Racial composition as of the 2020 census
| Race | Number | Percent |
|---|---|---|
| White | 1,608 | 93.4% |
| Black or African American | 2 | 0.1% |
| American Indian and Alaska Native | 6 | 0.3% |
| Asian | 6 | 0.3% |
| Native Hawaiian and Other Pacific Islander | 0 | 0.0% |
| Some other race | 25 | 1.5% |
| Two or more races | 74 | 4.3% |
| Hispanic or Latino (of any race) | 67 | 3.9% |

===2010 census===
As of the census of 2010, there were 1,759 people, 802 households, and 491 families residing in the village. The population density was 1113.3 PD/sqmi. There were 917 housing units at an average density of 580.4 /sqmi. The racial makeup of the village was 97.5% White, 0.2% Native American, 0.2% Asian, 1.3% from other races, and 0.9% from two or more races. Hispanic or Latino of any race were 4.3% of the population.

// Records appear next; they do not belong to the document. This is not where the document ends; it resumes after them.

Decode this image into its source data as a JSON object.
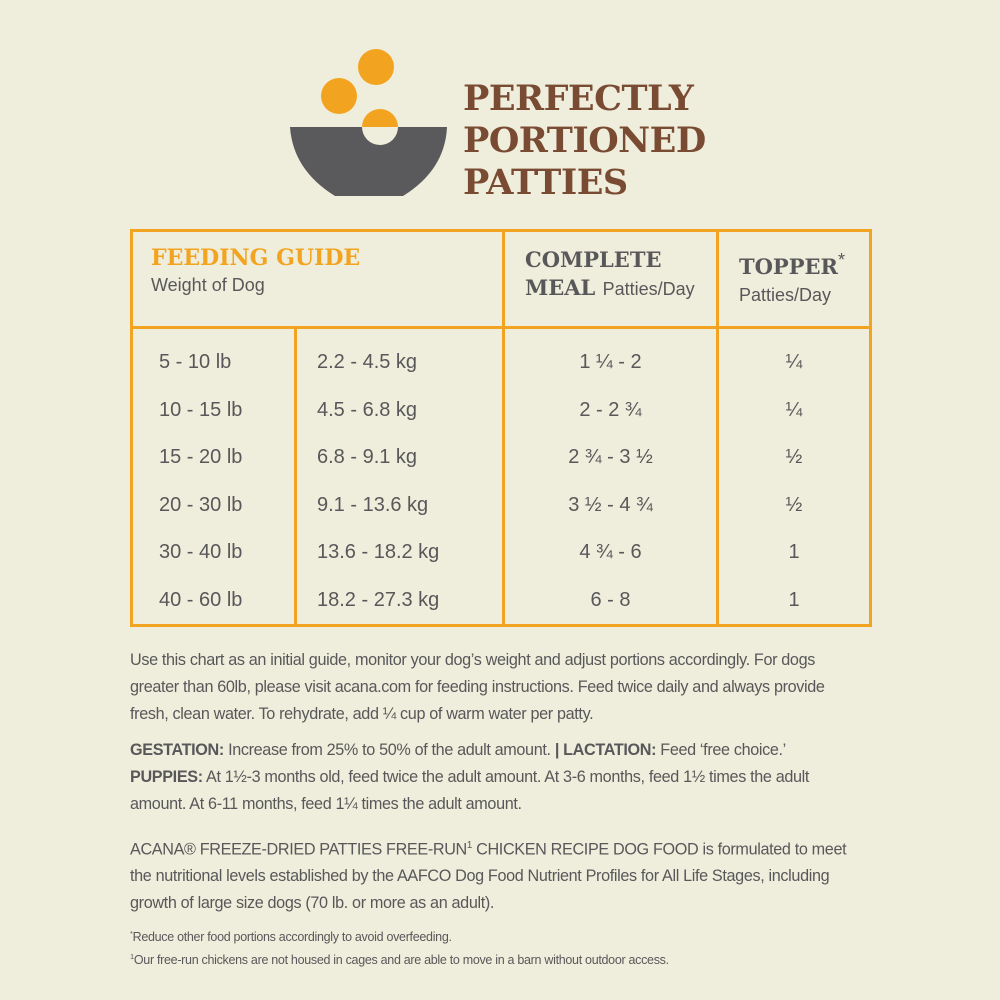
{
  "header": {
    "title_lines": [
      "PERFECTLY",
      "PORTIONED",
      "PATTIES"
    ],
    "logo_icon": "bowl-with-patties-icon"
  },
  "colors": {
    "accent": "#f2a421",
    "title": "#7a4b33",
    "text": "#58585a",
    "bowl": "#5a5a5c",
    "background": "#efeddb"
  },
  "table": {
    "feeding_guide": "FEEDING GUIDE",
    "weight_label": "Weight of Dog",
    "complete_line1": "COMPLETE",
    "complete_line2": "MEAL",
    "complete_unit": "Patties/Day",
    "topper": "TOPPER",
    "topper_mark": "*",
    "topper_unit": "Patties/Day",
    "rows": [
      {
        "lb": "5 - 10 lb",
        "kg": "2.2 - 4.5 kg",
        "complete": "1 ¼ - 2",
        "topper": "¼"
      },
      {
        "lb": "10 - 15 lb",
        "kg": "4.5 - 6.8 kg",
        "complete": "2 - 2 ¾",
        "topper": "¼"
      },
      {
        "lb": "15 - 20 lb",
        "kg": "6.8 - 9.1 kg",
        "complete": "2 ¾ - 3 ½",
        "topper": "½"
      },
      {
        "lb": "20 - 30 lb",
        "kg": "9.1 - 13.6 kg",
        "complete": "3 ½ - 4 ¾",
        "topper": "½"
      },
      {
        "lb": "30 - 40 lb",
        "kg": "13.6 - 18.2 kg",
        "complete": "4 ¾ - 6",
        "topper": "1"
      },
      {
        "lb": "40 - 60 lb",
        "kg": "18.2 - 27.3 kg",
        "complete": "6 - 8",
        "topper": "1"
      }
    ]
  },
  "notes": {
    "intro": "Use this chart as an initial guide, monitor your dog’s weight and adjust portions accordingly. For dogs greater than 60lb, please visit acana.com for feeding instructions. Feed twice daily and always provide fresh, clean water. To rehydrate, add ¼ cup of warm water per patty.",
    "gestation_label": "GESTATION:",
    "gestation": " Increase from 25% to 50% of the adult amount. ",
    "lactation_label": "| LACTATION:",
    "lactation": " Feed ‘free choice.’",
    "puppies_label": "PUPPIES:",
    "puppies": " At 1½-3 months old, feed twice the adult amount. At 3-6 months, feed 1½ times the adult amount. At 6-11 months, feed 1¼ times the adult amount.",
    "aafco_a": "ACANA® FREEZE-DRIED PATTIES FREE-RUN",
    "aafco_sup": "1",
    "aafco_b": " CHICKEN RECIPE DOG FOOD is formulated to meet the nutritional levels established by the AAFCO Dog Food Nutrient Profiles for All Life Stages, including growth of large size dogs (70 lb. or more as an adult).",
    "foot1_mark": "*",
    "foot1": "Reduce other food portions accordingly to avoid overfeeding.",
    "foot2_mark": "1",
    "foot2": "Our free-run chickens are not housed in cages and are able to move in a barn without outdoor access."
  }
}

There were 802 households, of which 26.2% had children under the age of 18 living with them, 46.8% were married couples living together, 10.0% had a female householder with no husband present, 4.5% had a male householder with no wife present, and 38.8% were non-families. 33.7% of all households were made up of individuals, and 16.7% had someone living alone who was 65 years of age or older. The average household size was 2.19 and the average family size was 2.79.

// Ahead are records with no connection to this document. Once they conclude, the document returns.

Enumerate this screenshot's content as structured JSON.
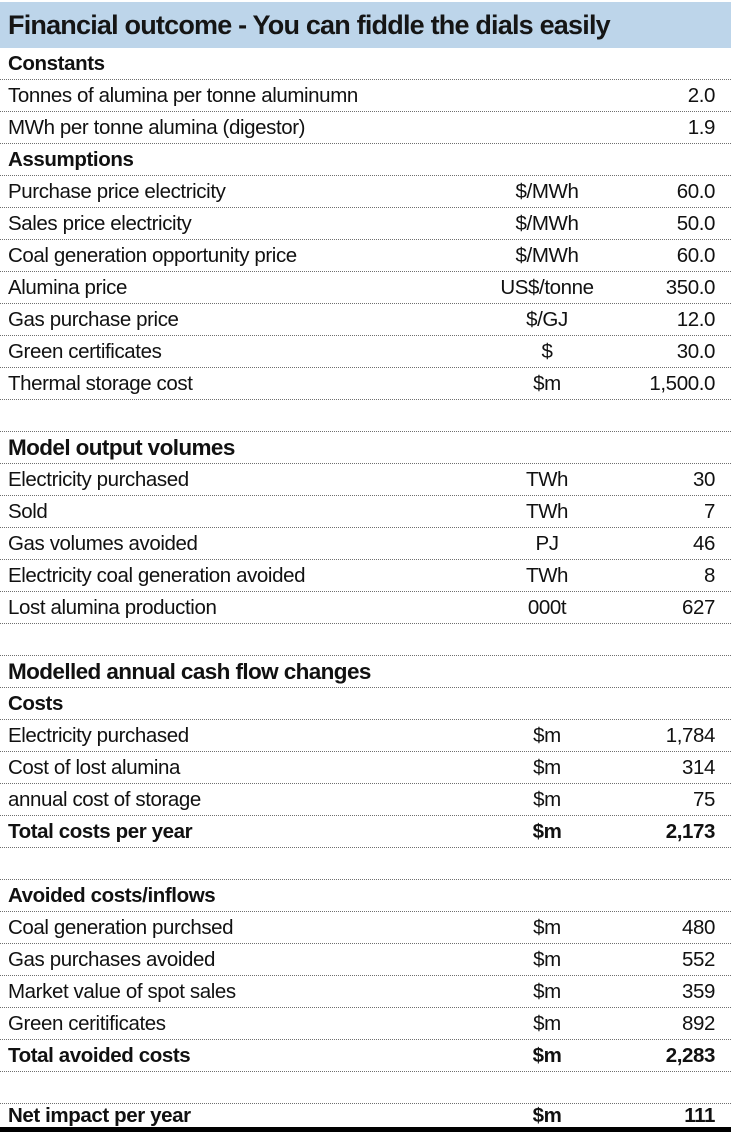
{
  "title": "Financial outcome - You can fiddle the dials easily",
  "colors": {
    "title_bg": "#BDD5EA",
    "hairline": "#6f6f6f",
    "bottom_bar": "#000000"
  },
  "table": {
    "rows": [
      {
        "type": "section",
        "label": "Constants"
      },
      {
        "type": "data",
        "label": "Tonnes of alumina per tonne aluminumn",
        "unit": "",
        "value": "2.0",
        "editable": true
      },
      {
        "type": "data",
        "label": "MWh per tonne alumina (digestor)",
        "unit": "",
        "value": "1.9",
        "editable": true
      },
      {
        "type": "section",
        "label": "Assumptions"
      },
      {
        "type": "data",
        "label": "Purchase price electricity",
        "unit": "$/MWh",
        "value": "60.0",
        "editable": true
      },
      {
        "type": "data",
        "label": "Sales price electricity",
        "unit": "$/MWh",
        "value": "50.0",
        "editable": true
      },
      {
        "type": "data",
        "label": "Coal generation opportunity price",
        "unit": "$/MWh",
        "value": "60.0",
        "editable": true
      },
      {
        "type": "data",
        "label": "Alumina price",
        "unit": "US$/tonne",
        "value": "350.0",
        "editable": true
      },
      {
        "type": "data",
        "label": "Gas purchase price",
        "unit": "$/GJ",
        "value": "12.0",
        "editable": true
      },
      {
        "type": "data",
        "label": "Green certificates",
        "unit": "$",
        "value": "30.0",
        "editable": true
      },
      {
        "type": "data",
        "label": "Thermal storage cost",
        "unit": "$m",
        "value": "1,500.0",
        "editable": true
      },
      {
        "type": "blank"
      },
      {
        "type": "section",
        "label": "Model output volumes",
        "major": true
      },
      {
        "type": "data",
        "label": "Electricity purchased",
        "unit": "TWh",
        "value": "30"
      },
      {
        "type": "data",
        "label": "Sold",
        "unit": "TWh",
        "value": "7"
      },
      {
        "type": "data",
        "label": "Gas volumes avoided",
        "unit": "PJ",
        "value": "46"
      },
      {
        "type": "data",
        "label": "Electricity coal generation avoided",
        "unit": "TWh",
        "value": "8"
      },
      {
        "type": "data",
        "label": "Lost alumina production",
        "unit": "000t",
        "value": "627"
      },
      {
        "type": "blank"
      },
      {
        "type": "section",
        "label": "Modelled annual cash flow changes",
        "major": true
      },
      {
        "type": "section",
        "label": "Costs"
      },
      {
        "type": "data",
        "label": "Electricity purchased",
        "unit": "$m",
        "value": "1,784"
      },
      {
        "type": "data",
        "label": "Cost of lost alumina",
        "unit": "$m",
        "value": "314"
      },
      {
        "type": "data",
        "label": "annual cost of storage",
        "unit": "$m",
        "value": "75"
      },
      {
        "type": "data",
        "label": "Total costs per year",
        "unit": "$m",
        "value": "2,173",
        "bold": true
      },
      {
        "type": "blank"
      },
      {
        "type": "section",
        "label": "Avoided costs/inflows"
      },
      {
        "type": "data",
        "label": "Coal generation purchsed",
        "unit": "$m",
        "value": "480"
      },
      {
        "type": "data",
        "label": "Gas purchases avoided",
        "unit": "$m",
        "value": "552"
      },
      {
        "type": "data",
        "label": "Market value of spot sales",
        "unit": "$m",
        "value": "359"
      },
      {
        "type": "data",
        "label": "Green ceritificates",
        "unit": "$m",
        "value": "892"
      },
      {
        "type": "data",
        "label": "Total avoided costs",
        "unit": "$m",
        "value": "2,283",
        "bold": true
      },
      {
        "type": "blank"
      },
      {
        "type": "net",
        "label": "Net impact per year",
        "unit": "$m",
        "value": "111",
        "bold": true
      }
    ]
  }
}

The median age in the village was 44.9 years. 20.8% of residents were under the age of 18; 7% were between the ages of 18 and 24; 22.4% were from 25 to 44; 29.1% were from 45 to 64; and 20.8% were 65 years of age or older. The gender makeup of the village was 49.2% male and 50.8% female.

===2000 census===
As of the census of 2000, there were 1,974 people, 868 households, and 547 families residing in the village. The population density was 1,232.4 PD/sqmi. There were 946 housing units at an average density of 590.6 /sqmi. The racial makeup of the village was 98.99% White, 0.10% African American, 0.35% Native American, 0.10% Asian, 0.25% from other races, and 0.20% from two or more races. Hispanic or Latino of any race were 3.34% of the population.

There were 868 households, of which 26.7% had children under the age of 18 living with them, 50.9% were married couples living together, 7.9% had a female householder with no husband present, and 36.9% were non-families. 34.2% of all households were made up of individuals, and 19.0% had someone living alone who was 65 years of age or older. The average household size was 2.27 and the average family size was 2.91.

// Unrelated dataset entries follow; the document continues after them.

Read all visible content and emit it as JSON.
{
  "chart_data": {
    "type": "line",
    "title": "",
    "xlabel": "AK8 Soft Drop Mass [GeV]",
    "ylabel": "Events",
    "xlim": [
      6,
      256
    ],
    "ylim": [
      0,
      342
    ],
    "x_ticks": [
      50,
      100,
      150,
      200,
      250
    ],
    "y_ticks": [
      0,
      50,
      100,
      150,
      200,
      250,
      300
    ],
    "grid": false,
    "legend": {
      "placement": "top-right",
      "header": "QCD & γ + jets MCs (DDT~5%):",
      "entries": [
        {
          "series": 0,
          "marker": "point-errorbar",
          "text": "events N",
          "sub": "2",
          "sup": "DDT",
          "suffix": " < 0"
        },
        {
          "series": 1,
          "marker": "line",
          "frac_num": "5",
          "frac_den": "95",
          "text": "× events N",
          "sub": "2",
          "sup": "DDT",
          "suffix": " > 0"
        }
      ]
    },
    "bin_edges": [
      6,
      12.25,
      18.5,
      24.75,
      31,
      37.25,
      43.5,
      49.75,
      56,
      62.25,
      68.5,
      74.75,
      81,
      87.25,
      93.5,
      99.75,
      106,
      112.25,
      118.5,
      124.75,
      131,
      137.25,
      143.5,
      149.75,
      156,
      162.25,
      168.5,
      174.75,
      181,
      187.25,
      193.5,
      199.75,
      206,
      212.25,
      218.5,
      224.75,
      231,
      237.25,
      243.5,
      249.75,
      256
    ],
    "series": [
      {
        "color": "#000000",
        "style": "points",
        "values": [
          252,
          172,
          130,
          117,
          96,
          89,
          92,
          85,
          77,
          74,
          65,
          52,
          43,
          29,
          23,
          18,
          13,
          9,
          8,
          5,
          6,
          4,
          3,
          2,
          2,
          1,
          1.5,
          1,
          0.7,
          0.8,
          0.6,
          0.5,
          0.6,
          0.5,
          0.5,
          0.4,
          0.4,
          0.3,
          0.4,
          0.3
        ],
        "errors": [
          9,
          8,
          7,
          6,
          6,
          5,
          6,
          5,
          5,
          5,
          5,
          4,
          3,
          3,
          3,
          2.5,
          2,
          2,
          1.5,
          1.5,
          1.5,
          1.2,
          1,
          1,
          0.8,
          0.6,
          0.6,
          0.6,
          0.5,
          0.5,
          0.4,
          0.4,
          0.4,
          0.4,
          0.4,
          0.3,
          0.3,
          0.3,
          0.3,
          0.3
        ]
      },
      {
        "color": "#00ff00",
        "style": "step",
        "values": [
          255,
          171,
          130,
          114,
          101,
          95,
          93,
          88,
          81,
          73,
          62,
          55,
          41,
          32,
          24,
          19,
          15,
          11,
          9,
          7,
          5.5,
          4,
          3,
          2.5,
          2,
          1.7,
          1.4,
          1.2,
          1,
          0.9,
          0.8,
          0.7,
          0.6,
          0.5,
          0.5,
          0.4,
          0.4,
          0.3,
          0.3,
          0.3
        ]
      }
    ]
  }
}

In the village, the population was spread out, with 22.9% under the age of 18, 7.5% from 18 to 24, 26.3% from 25 to 44, 24.8% from 45 to 64, and 18.4% who were 65 years of age or older. The median age was 41 years. For every 100 females, there were 90.0 males. For every 100 females age 18 and over, there were 87.8 males.

The median income for a household in the village was $32,721, and the median income for a family was $40,742. Males had a median income of $31,619 versus $23,125 for females. The per capita income for the village was $16,894. About 13.6% of families and 17.5% of the population were below the poverty line, including 32.7% of those under age 18 and 9.7% of those age 65 or over.
==Climate==
This climatic region has large seasonal temperature differences, with warm to hot (and often humid) summers and cold (sometimes severely cold) winters. According to the Köppen Climate Classification system, Sebewaing has a humid continental climate, abbreviated "Dfb" on climate maps.

==Education==
The village is served by Unionville-Sebewaing Area Schools. Unionville-Sebewaing Area High School was formed by the merger of Unionville and Sebewaing High Schools. The nearest tertiary educational institutions are located in Cass City to the east and Bay City to the west.